Immortality and Death, Not Necessarily in that Order
Over the decades to come we will become an immortal species. Immortality is a word somewhat degraded from its old absolute meanings, and now people tend to use it as a lazy shorthand for an end to degenerative aging and disease achieved through medical science, such that no-one will grow frail or die. In that sense immortality means a life expectancy of about a thousand years or so given today's accident rates, but there is no reason to expect those rates to stay the same. Imagine every science fiction technology that might possibly be developed over the next few centuries, all of which will be applied to reduce the risk of injury and accident in everyday life. That will happen. It won't stop there, of course. A life expectancy of millions of years, involving a transition to become something far larger and more resilient than the present human form, existing as a distributed machine entity that can shrug off local supernovae as a passing inconvenience - well, that also is on the cards. Someone alive today will do that or something similar: all it takes is for that person to live sufficiently far into the decades ahead to enter the time in which medical advances increase future life expectancy faster than aging eats it away.
The big deal in today's advocacy is to help determine whether it is plausible to talk about people in middle age reaching that upward curve of life expectancy versus today's newborns. That latter demographic are, I think, almost certainly going to benefit from a life no longer limited by aging. They have time to wait out half a century of technological development at today's breakneck pace. It seems unlikely that they will miss out. The point of advocacy is to speed up what is inevitable for the 2060s and make a reality for the 2030s, as that is by no means a sure thing. There are all too many examples in the past of technological innovators and early advances making their mark and setting out the foundations of their field, only for it to take decades for interest to grow to the point of widespread development and availability.
Immortality as a term is often used to mock people who aim to speed progress towards even modestly extended life spans, attained through advances in medicine. This is somewhat interesting given modern cultural relationships with death. We have become a society that hides the ugly reality of the end of life behind curtains. It is the thing not shown, not talked about. I was struck by this comment from a writer who attained some popularity a little while back:
Living Longer, Dying Differently
"We're seeing death in a new way. Instead of taking it for granted, the people I know see it as a personal catastrophe. I get emails from people who are actually surprised that someone has died. They regard it as an injustice. I understand their feelings, I get it, but this is a fairly new perspective on death. Nobody in the 1900s would have regarded death as a personal catastrophe. They would have mourned and might have been grief-stricken, but they saw death all around them."
This is another part of the strange puzzle that is the indifference and even hostility of the public at large towards efforts to treat aging as a disease and thus extend healthy life: (a) few people acknowledge death and aging in the same way as was the case in the past, (b) yet billions are spent on obviously fake ways to obscure the cosmetic consequences of aging, or to try to slow its progression, and (c) at the same time all sorts of accusations are thrown at those who are engaged in serious scientific work to actually slow or reverse aging, while (d) people are largely supportive of efforts to treat specific conditions that are caused by aging, such as cancer and Alzheimer's disease.
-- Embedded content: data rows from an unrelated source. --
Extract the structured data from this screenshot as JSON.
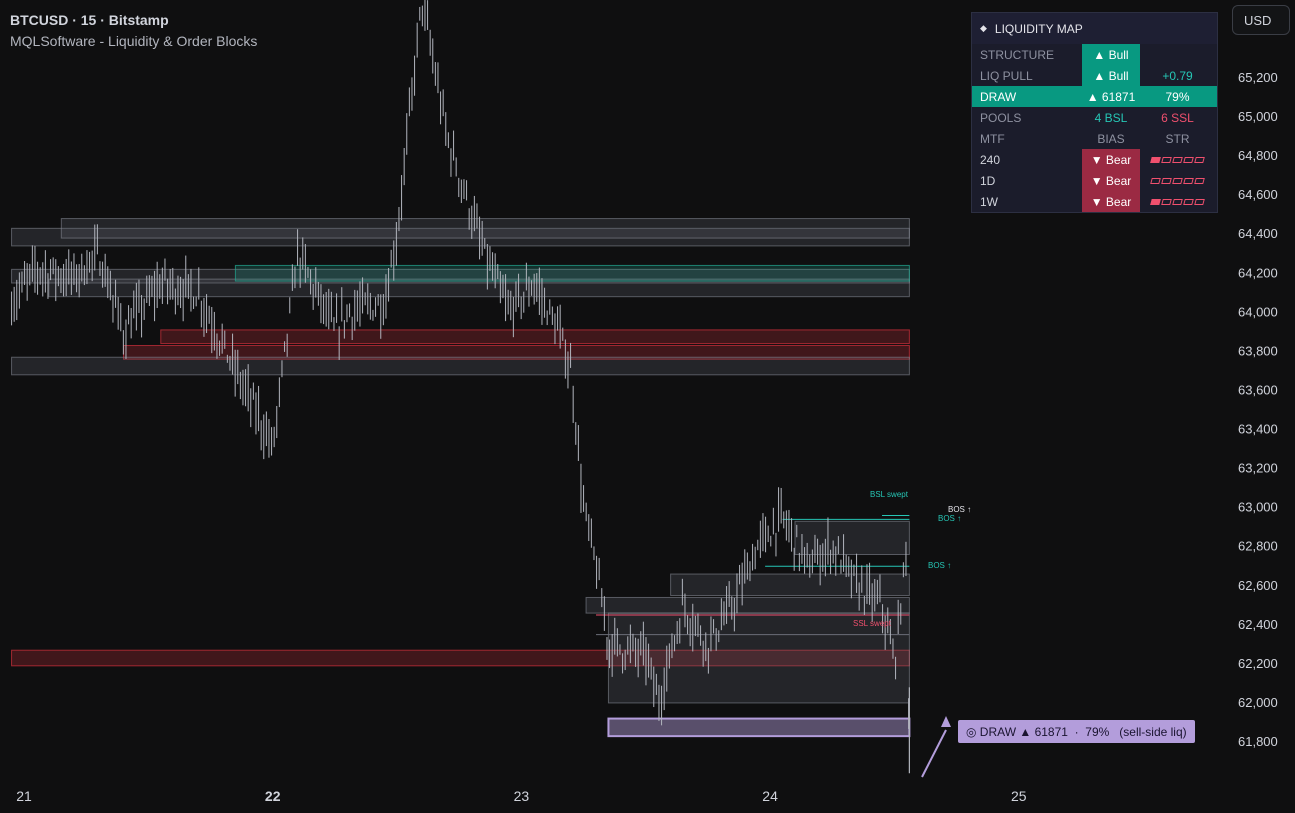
{
  "header": {
    "symbol_line": "BTCUSD · 15 · Bitstamp",
    "indicator_line": "MQLSoftware - Liquidity & Order Blocks"
  },
  "currency_button": "USD",
  "panel": {
    "title": "LIQUIDITY MAP",
    "rows": [
      {
        "label": "STRUCTURE",
        "c2": "▲ Bull",
        "c3": ""
      },
      {
        "label": "LIQ PULL",
        "c2": "▲ Bull",
        "c3": "+0.79"
      },
      {
        "label": "DRAW",
        "c2": "▲ 61871",
        "c3": "79%"
      },
      {
        "label": "POOLS",
        "c2": "4 BSL",
        "c3": "6 SSL"
      },
      {
        "label": "MTF",
        "c2": "BIAS",
        "c3": "STR"
      },
      {
        "label": "240",
        "c2": "▼ Bear",
        "strength": 1
      },
      {
        "label": "1D",
        "c2": "▼ Bear",
        "strength": 0
      },
      {
        "label": "1W",
        "c2": "▼ Bear",
        "strength": 1
      }
    ]
  },
  "draw_label": "◎ DRAW ▲ 61871  ·  79%   (sell-side liq)",
  "annotations": {
    "bsl_swept": "BSL swept",
    "bos1": "BOS ↑",
    "bos2": "BOS ↑",
    "bos3": "BOS ↑",
    "ssl_swept": "SSL swept"
  },
  "colors": {
    "background": "#0f0f10",
    "candle": "#b2b5be",
    "bull": "#089981",
    "bear": "#9b2a43",
    "draw": "#b39ddb",
    "zone_gray": "#5d606b",
    "zone_red": "#f23645",
    "zone_teal": "#22ab94"
  },
  "chart_data": {
    "type": "candlestick",
    "symbol": "BTCUSD",
    "interval": "15",
    "ylim": [
      61620,
      65980
    ],
    "y_ticks": [
      61800,
      62000,
      62200,
      62400,
      62600,
      62800,
      63000,
      63200,
      63400,
      63600,
      63800,
      64000,
      64200,
      64400,
      64600,
      64800,
      65000,
      65200
    ],
    "y_tick_labels": [
      "61,800",
      "62,000",
      "62,200",
      "62,400",
      "62,600",
      "62,800",
      "63,000",
      "63,200",
      "63,400",
      "63,600",
      "63,800",
      "64,000",
      "64,200",
      "64,400",
      "64,600",
      "64,800",
      "65,000",
      "65,200"
    ],
    "x_labels": [
      "21",
      "22",
      "23",
      "24",
      "25"
    ],
    "x_label_days": [
      21,
      22,
      23,
      24,
      25
    ],
    "price_path": [
      [
        20.95,
        64050
      ],
      [
        21.05,
        64220
      ],
      [
        21.2,
        64180
      ],
      [
        21.3,
        64300
      ],
      [
        21.4,
        63900
      ],
      [
        21.55,
        64150
      ],
      [
        21.7,
        64100
      ],
      [
        21.85,
        63700
      ],
      [
        21.95,
        63450
      ],
      [
        22.0,
        63300
      ],
      [
        22.1,
        64300
      ],
      [
        22.25,
        63900
      ],
      [
        22.3,
        64000
      ],
      [
        22.45,
        64050
      ],
      [
        22.5,
        64400
      ],
      [
        22.55,
        65000
      ],
      [
        22.6,
        65600
      ],
      [
        22.7,
        64900
      ],
      [
        22.85,
        64300
      ],
      [
        22.95,
        64000
      ],
      [
        23.05,
        64150
      ],
      [
        23.15,
        63900
      ],
      [
        23.2,
        63700
      ],
      [
        23.25,
        63000
      ],
      [
        23.3,
        62700
      ],
      [
        23.35,
        62300
      ],
      [
        23.5,
        62250
      ],
      [
        23.55,
        62000
      ],
      [
        23.65,
        62500
      ],
      [
        23.75,
        62300
      ],
      [
        23.85,
        62500
      ],
      [
        23.95,
        62800
      ],
      [
        24.05,
        62950
      ],
      [
        24.15,
        62700
      ],
      [
        24.25,
        62800
      ],
      [
        24.35,
        62600
      ],
      [
        24.45,
        62500
      ],
      [
        24.5,
        62200
      ],
      [
        24.55,
        62800
      ],
      [
        24.56,
        61650
      ]
    ],
    "zones": [
      {
        "kind": "gray",
        "from_day": 20.95,
        "to_day": 24.56,
        "low": 64340,
        "high": 64430
      },
      {
        "kind": "gray",
        "from_day": 21.15,
        "to_day": 24.56,
        "low": 64380,
        "high": 64480
      },
      {
        "kind": "gray",
        "from_day": 20.95,
        "to_day": 24.56,
        "low": 64150,
        "high": 64220
      },
      {
        "kind": "gray",
        "from_day": 21.1,
        "to_day": 24.56,
        "low": 64080,
        "high": 64170
      },
      {
        "kind": "teal",
        "from_day": 21.85,
        "to_day": 24.56,
        "low": 64160,
        "high": 64240
      },
      {
        "kind": "red",
        "from_day": 21.55,
        "to_day": 24.56,
        "low": 63840,
        "high": 63910
      },
      {
        "kind": "red",
        "from_day": 21.4,
        "to_day": 24.56,
        "low": 63760,
        "high": 63830
      },
      {
        "kind": "gray",
        "from_day": 20.95,
        "to_day": 24.56,
        "low": 63680,
        "high": 63770
      },
      {
        "kind": "red",
        "from_day": 20.95,
        "to_day": 24.56,
        "low": 62190,
        "high": 62270
      },
      {
        "kind": "gray",
        "from_day": 23.26,
        "to_day": 24.56,
        "low": 62460,
        "high": 62540
      },
      {
        "kind": "gray",
        "from_day": 23.35,
        "to_day": 24.56,
        "low": 62000,
        "high": 62460
      },
      {
        "kind": "gray",
        "from_day": 23.6,
        "to_day": 24.56,
        "low": 62550,
        "high": 62660
      },
      {
        "kind": "gray",
        "from_day": 24.1,
        "to_day": 24.56,
        "low": 62760,
        "high": 62930
      },
      {
        "kind": "draw",
        "from_day": 23.35,
        "to_day": 24.56,
        "low": 61830,
        "high": 61920
      }
    ],
    "levels": [
      {
        "price": 62960,
        "from_day": 24.45,
        "to_day": 24.56,
        "color": "teal"
      },
      {
        "price": 62940,
        "from_day": 24.05,
        "to_day": 24.56,
        "color": "teal"
      },
      {
        "price": 62700,
        "from_day": 23.98,
        "to_day": 24.56,
        "color": "teal"
      },
      {
        "price": 62450,
        "from_day": 23.3,
        "to_day": 24.56,
        "color": "red"
      },
      {
        "price": 62350,
        "from_day": 23.3,
        "to_day": 24.56,
        "color": "gray"
      }
    ],
    "draw_target": {
      "price": 61871,
      "probability": "79%"
    }
  }
}
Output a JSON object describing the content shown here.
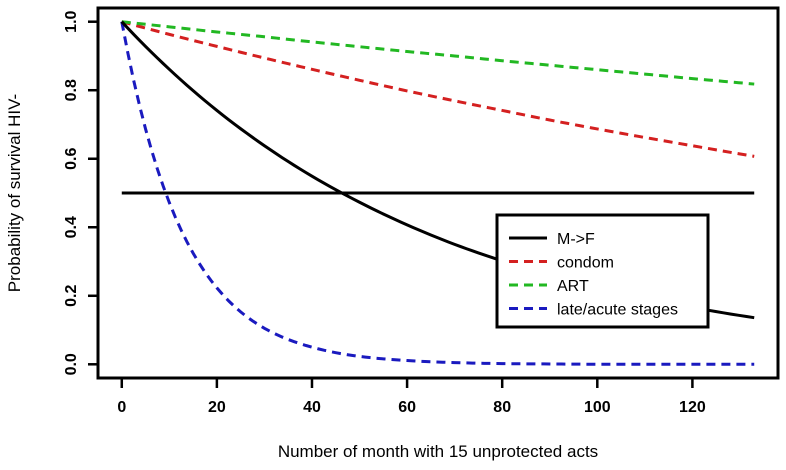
{
  "chart_data": {
    "type": "line",
    "title": "",
    "xlabel": "Number of month with 15 unprotected acts",
    "ylabel": "Probability of survival HIV-",
    "xlim": [
      -5,
      138
    ],
    "ylim": [
      -0.04,
      1.04
    ],
    "xticks": [
      0,
      20,
      40,
      60,
      80,
      100,
      120
    ],
    "yticks": [
      0.0,
      0.2,
      0.4,
      0.6,
      0.8,
      1.0
    ],
    "xtick_labels": [
      "0",
      "20",
      "40",
      "60",
      "80",
      "100",
      "120"
    ],
    "ytick_labels": [
      "0.0",
      "0.2",
      "0.4",
      "0.6",
      "0.8",
      "1.0"
    ],
    "x": [
      0,
      10,
      20,
      30,
      40,
      50,
      60,
      70,
      80,
      90,
      100,
      110,
      120,
      133
    ],
    "series": [
      {
        "name": "M->F",
        "color": "#000000",
        "style": "solid",
        "values": [
          1.0,
          0.861,
          0.741,
          0.638,
          0.549,
          0.473,
          0.407,
          0.35,
          0.302,
          0.26,
          0.223,
          0.192,
          0.166,
          0.136
        ]
      },
      {
        "name": "condom",
        "color": "#d42020",
        "style": "dashed",
        "values": [
          1.0,
          0.963,
          0.928,
          0.894,
          0.861,
          0.829,
          0.798,
          0.769,
          0.741,
          0.713,
          0.687,
          0.662,
          0.638,
          0.607
        ]
      },
      {
        "name": "ART",
        "color": "#22b822",
        "style": "dashed",
        "values": [
          1.0,
          0.985,
          0.97,
          0.956,
          0.941,
          0.927,
          0.913,
          0.9,
          0.886,
          0.873,
          0.86,
          0.847,
          0.834,
          0.818
        ]
      },
      {
        "name": "late/acute stages",
        "color": "#1a1abf",
        "style": "dashed",
        "values": [
          1.0,
          0.472,
          0.223,
          0.105,
          0.05,
          0.023,
          0.011,
          0.005,
          0.002,
          0.001,
          0.0,
          0.0,
          0.0,
          0.0
        ]
      }
    ],
    "reference_line": {
      "y": 0.5,
      "color": "#000000",
      "style": "solid"
    },
    "legend": {
      "placement": "bottom-right",
      "entries": [
        "M->F",
        "condom",
        "ART",
        "late/acute stages"
      ]
    },
    "grid": false
  }
}
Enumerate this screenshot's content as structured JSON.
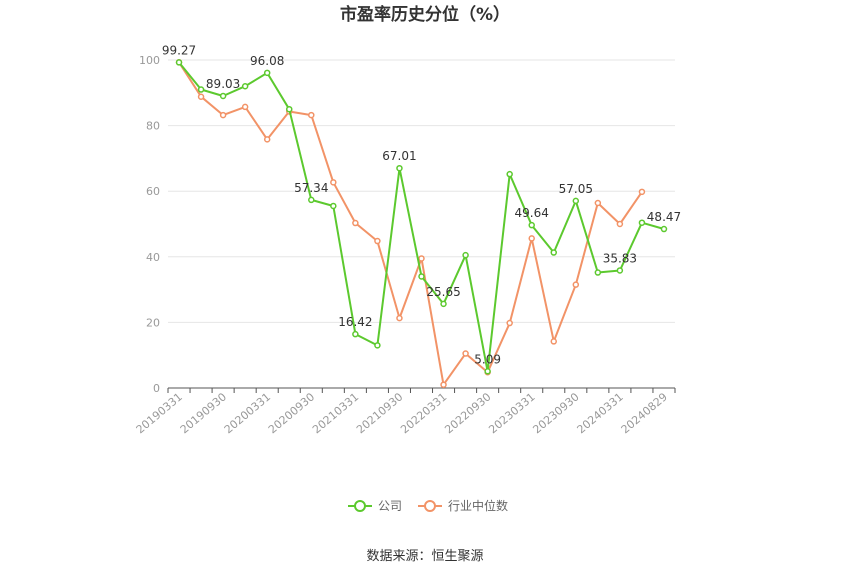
{
  "chart_data": {
    "type": "line",
    "title": "市盈率历史分位（%）",
    "xlabel": "",
    "ylabel": "",
    "ylim": [
      0,
      100
    ],
    "yticks": [
      0,
      20,
      40,
      60,
      80,
      100
    ],
    "grid": true,
    "legend_position": "bottom",
    "x": [
      "20190331",
      "20190630",
      "20190930",
      "20191231",
      "20200331",
      "20200630",
      "20200930",
      "20201231",
      "20210331",
      "20210630",
      "20210930",
      "20211231",
      "20220331",
      "20220630",
      "20220930",
      "20221231",
      "20230331",
      "20230630",
      "20230930",
      "20231231",
      "20240331",
      "20240630",
      "20240829"
    ],
    "x_tick_labels": [
      "20190331",
      "20190930",
      "20200331",
      "20200930",
      "20210331",
      "20210930",
      "20220331",
      "20220930",
      "20230331",
      "20230930",
      "20240331",
      "20240829"
    ],
    "series": [
      {
        "name": "公司",
        "color": "#5cc92e",
        "values": [
          99.27,
          91.0,
          89.03,
          92.0,
          96.08,
          85.0,
          57.34,
          55.5,
          16.42,
          13.0,
          67.01,
          34.0,
          25.65,
          40.5,
          5.09,
          65.2,
          49.64,
          41.3,
          57.05,
          35.2,
          35.83,
          50.4,
          48.47
        ],
        "labels": {
          "0": "99.27",
          "2": "89.03",
          "4": "96.08",
          "6": "57.34",
          "8": "16.42",
          "10": "67.01",
          "12": "25.65",
          "14": "5.09",
          "16": "49.64",
          "18": "57.05",
          "20": "35.83",
          "22": "48.47"
        }
      },
      {
        "name": "行业中位数",
        "color": "#f29367",
        "values": [
          99.3,
          88.8,
          83.2,
          85.7,
          75.8,
          84.3,
          83.2,
          62.7,
          50.3,
          44.8,
          21.3,
          39.5,
          1.0,
          10.5,
          4.8,
          19.8,
          45.6,
          14.2,
          31.5,
          56.4,
          50.0,
          59.8,
          null
        ]
      }
    ]
  },
  "source_text": "数据来源：恒生聚源"
}
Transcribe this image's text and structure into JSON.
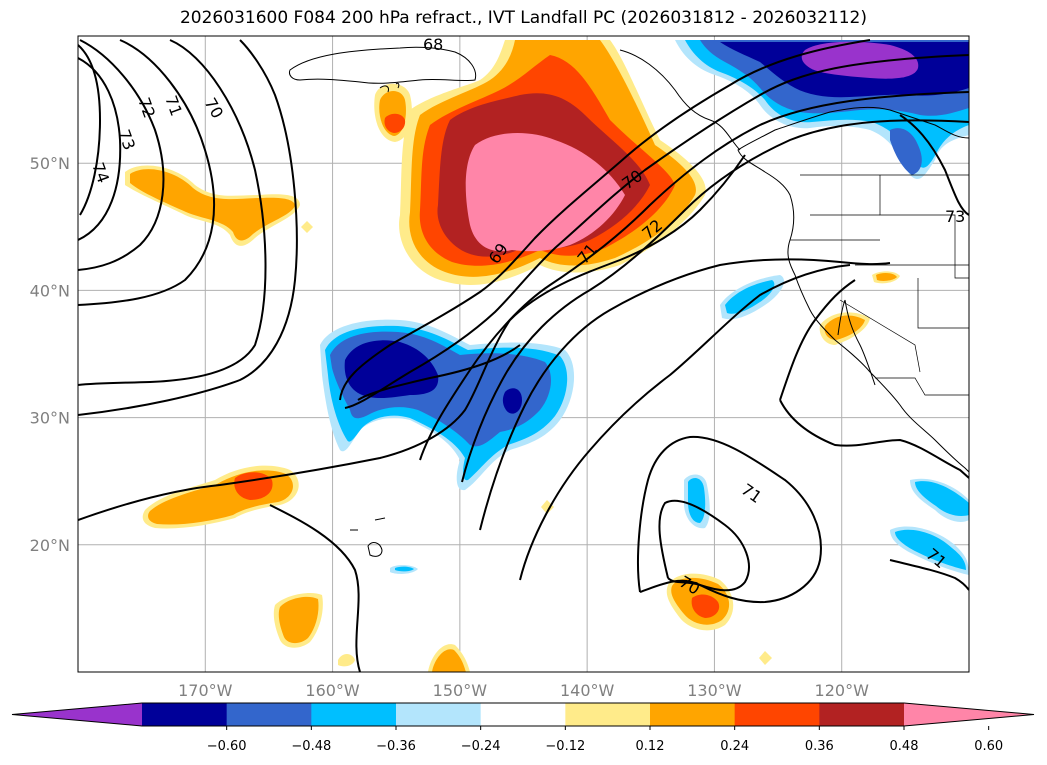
{
  "title": "2026031600 F084 200 hPa refract., IVT Landfall PC (2026031812 - 2026032112)",
  "lat_ticks": [
    {
      "label": "50°N",
      "lat": 50
    },
    {
      "label": "40°N",
      "lat": 40
    },
    {
      "label": "30°N",
      "lat": 30
    },
    {
      "label": "20°N",
      "lat": 20
    }
  ],
  "lon_ticks": [
    {
      "label": "170°W",
      "lon": -170
    },
    {
      "label": "160°W",
      "lon": -160
    },
    {
      "label": "150°W",
      "lon": -150
    },
    {
      "label": "140°W",
      "lon": -140
    },
    {
      "label": "130°W",
      "lon": -130
    },
    {
      "label": "120°W",
      "lon": -120
    }
  ],
  "contour_labels": [
    "74",
    "73",
    "72",
    "71",
    "70",
    "68",
    "69",
    "70",
    "71",
    "72",
    "71",
    "70",
    "71",
    "73"
  ],
  "colorbar": {
    "colors": [
      "#9933cc",
      "#000099",
      "#3366cc",
      "#00bfff",
      "#b3e5fc",
      "#ffffff",
      "#ffeb8a",
      "#ffa500",
      "#ff4500",
      "#b22222",
      "#ff85a8"
    ],
    "labels": [
      "−0.60",
      "−0.48",
      "−0.36",
      "−0.24",
      "−0.12",
      "0.12",
      "0.24",
      "0.36",
      "0.48",
      "0.60"
    ]
  },
  "legend_colors": {
    "purple": "#9933cc",
    "navy": "#000099",
    "blue": "#3366cc",
    "sky": "#00bfff",
    "pale_blue": "#b3e5fc",
    "yellow": "#ffeb8a",
    "orange": "#ffa500",
    "red_orange": "#ff4500",
    "dark_red": "#b22222",
    "pink": "#ff85a8"
  }
}
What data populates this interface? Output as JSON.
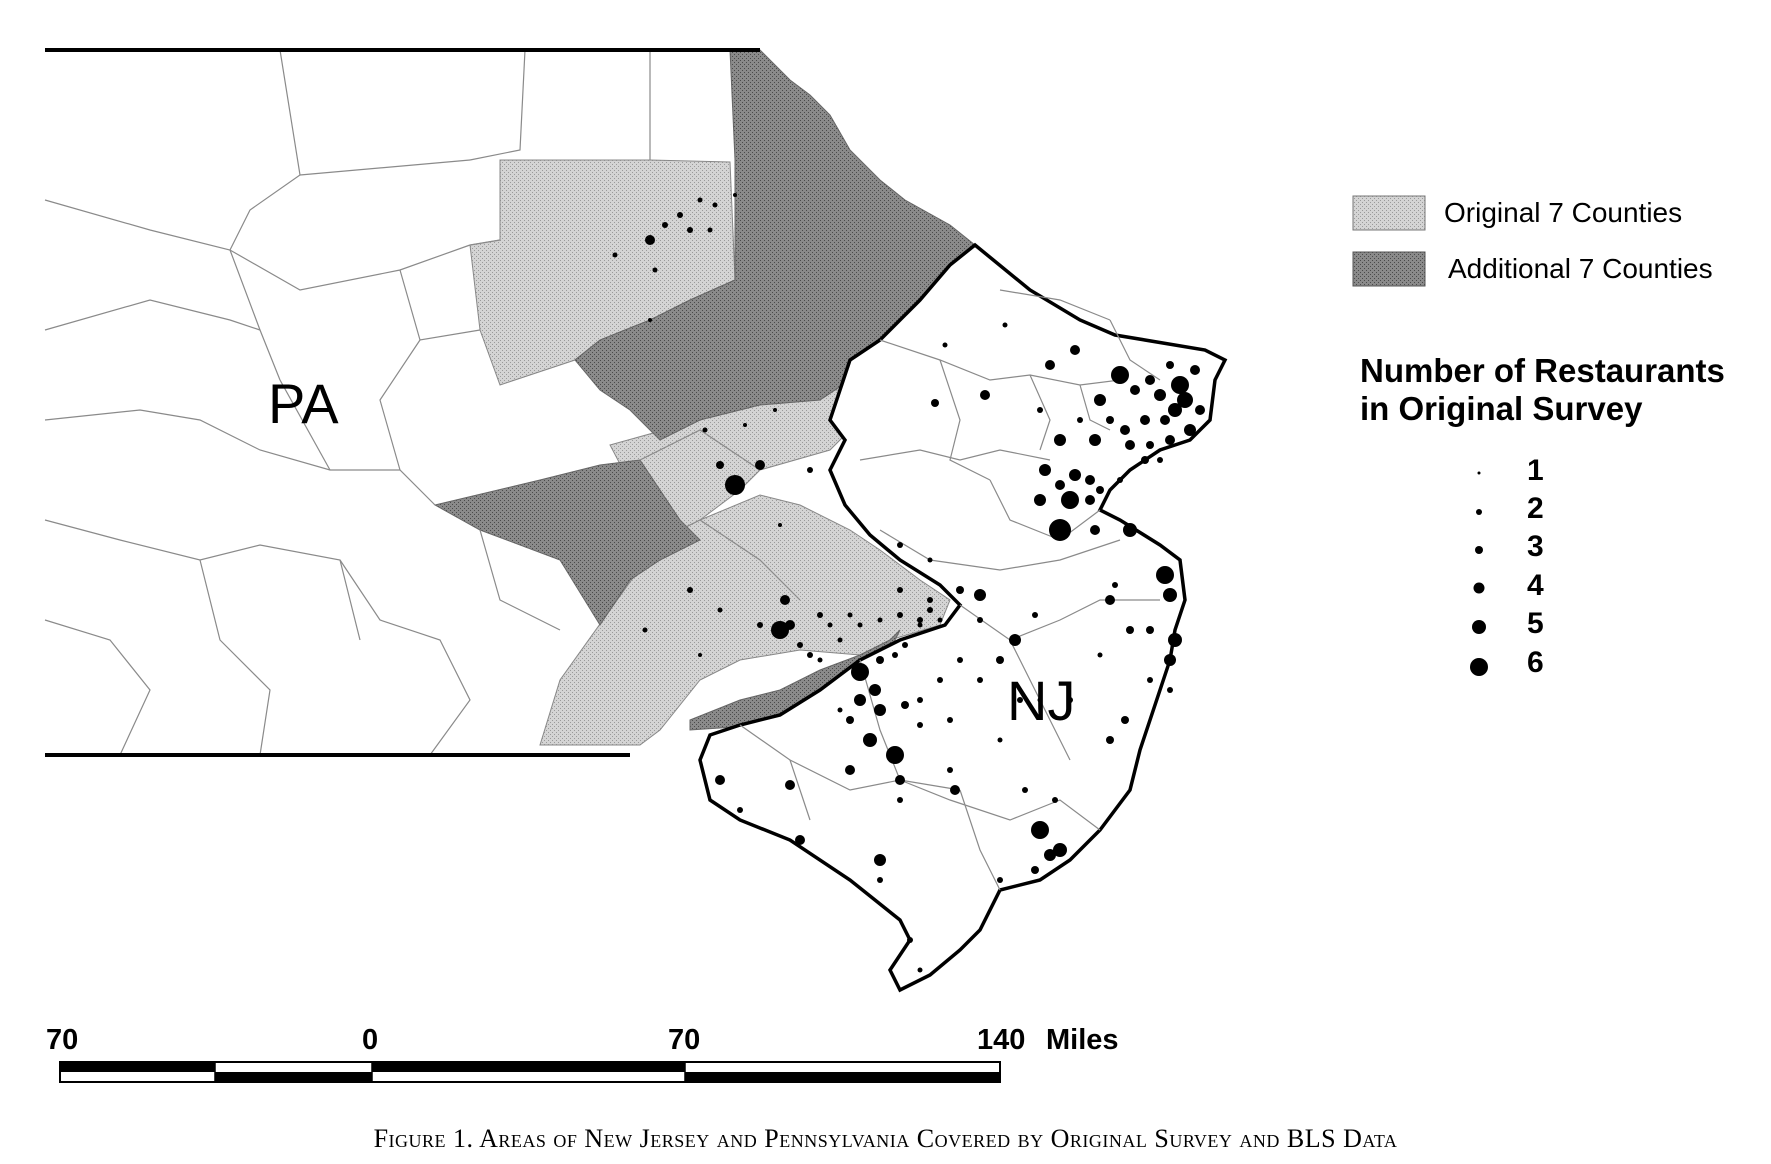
{
  "map": {
    "state_labels": {
      "pa": "PA",
      "nj": "NJ"
    },
    "colors": {
      "original": "#cfcfcf",
      "additional": "#8f8f8f",
      "border": "#000000",
      "county_line": "#888888"
    }
  },
  "legend": {
    "original_label": "Original 7 Counties",
    "additional_label": "Additional 7 Counties",
    "title_line1": "Number of Restaurants",
    "title_line2": "in Original Survey",
    "sizes": [
      "1",
      "2",
      "3",
      "4",
      "5",
      "6"
    ]
  },
  "scale_bar": {
    "labels": [
      "70",
      "0",
      "70",
      "140"
    ],
    "unit": "Miles"
  },
  "caption": "Figure 1. Areas of New Jersey and Pennsylvania Covered by Original Survey and BLS Data"
}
I have always found this mix of views and opinions, often all held at the same time by a single individual, to be mystifying.
One of the ways in which people reject even the possibility of modest life extension is to talk about how bored they would be, and how terrible it is to be alive and bored versus dead. After ten years of following progress in longevity science and advocacy for longer healthy lives it remains unclear to me just how much of that is a matter of rolling out any old argument to justify a predetermined position of opposition, the pro-aging trance as Aubrey de Grey has it, versus it being an actual heartfelt belief in the endless dull grey doldrums that await should anyone dare set foot past their 120th year of life. Like many of the arguments against treating aging as a disease and extending healthy lives as far as possible as quickly as possible, it doesn't stand up to even a cursory logical examination. In all probability it is not meant to - that isn't the point.
Longer Lives and the Alleged Tedium of Immortality
Categorical desires are more significant desires. They are akin to life projects or plans. They are desires around which our self-worth is organised, e.g. the desire to write a great novel, raise happy and successful children, make important scientific discoveries, and so forth. Williams claims that the satisfaction of contingent desires, while important, is not really what makes life worth living. It is the satisfaction of categorical desires that does that. Since they are the focal point of what we do on a daily basis, it is their satisfaction that makes us want to live. Williams's worry is that there are only so many categorical desires that one self can pursue. In the course of an immortal life, you would end up pursuing and satisfying every achievable categorical desire. Eventually, you would have nothing left to make your life worth living. You would be bored, listless and tired of life.
Which all seems pretty silly to be concerned about to me. Boredom is a high class problem to have in comparison to pain, frailty, and the drawn-out death of everyone you care about. First things first: make the world a better place incrementally, and don't try to pretend that arm-waving about mental states in as yet hypothetical futures are in any way important in comparison to the prevention of suffering and death today.